My graduate research focused on quantitative genetics of sexually dimorphic traits, investigating genetic correlation between the sexes, revealing shared architecture – the basis for sexual conflict. In the course of this research, I became interested in using genomic techniques to increase the rate at which causal genes could be identified in studies of dimorphic complex traits. During my post-doctoral work I conducted a set of studies which further developed my skills and interest in understanding evolution of gene regulation.

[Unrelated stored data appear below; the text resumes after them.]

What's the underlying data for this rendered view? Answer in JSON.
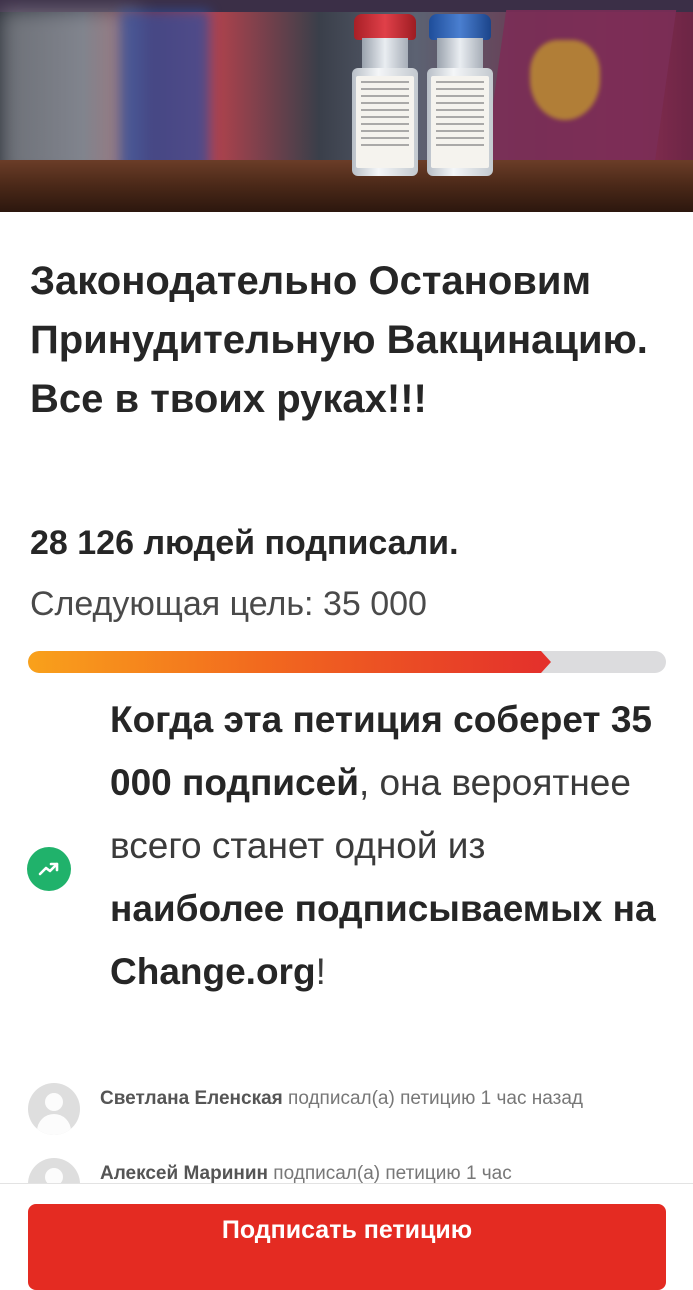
{
  "hero": {
    "image": "vaccine-vials-photo"
  },
  "petition": {
    "title": "Законодательно Остановим Принудительную Вакцинацию. Все в твоих руках!!!",
    "signed_text": "28 126 людей подписали.",
    "goal_text": "Следующая цель: 35 000",
    "signatures": 28126,
    "goal": 35000,
    "progress_fraction": 0.8036
  },
  "info": {
    "icon": "trending-up-icon",
    "part1": "Когда эта петиция соберет 35 000 подписей",
    "part2": ", она вероятнее всего станет одной из ",
    "part3": "наиболее подписываемых на Change.org",
    "part4": "!"
  },
  "signers": [
    {
      "name": "Светлана Еленская",
      "action": " подписал(а) петицию 1 час назад"
    },
    {
      "name": "Алексей Маринин",
      "action": " подписал(а) петицию 1 час"
    }
  ],
  "footer": {
    "sign_button": "Подписать петицию"
  },
  "colors": {
    "accent_red": "#e42b22",
    "progress_start": "#f9a11b",
    "progress_end": "#e4312b",
    "trend_green": "#20b26b"
  }
}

Recent research in my lab has focused on regulatory variation within species, finding that regulatory variation of thousands of sex differentially expressed genes show sex limited cis or trans variation. This indicates that there is a strong contribution of cis/trans regulation by sex interactions to overall variation. Using molecular genetic perturbations, I have also shown that even a single pair of strains can differ significantly in sex differential expression (SDE), and that these differences are downstream of both the somatic sex determination pathway and other, uncharacterized, pathways. GO enrichments show that the group of genes with regulatory variation in these studies are functionally enriched for metabolic processes, behavior and steroid hormone receptor activity. Additional studies in our lab have shown that perturbation of a single hormone receptor, the insulin receptor (InR), results in large changes in sex differential expression. Thus, there are at least two types of regulatory pathways that are likely to contribute to SDE variation, sex determination and environmentally responsive hormone signaling pathways – these pathways and related sexually dimorphic complex traits are the focus of our lab’s current research projects.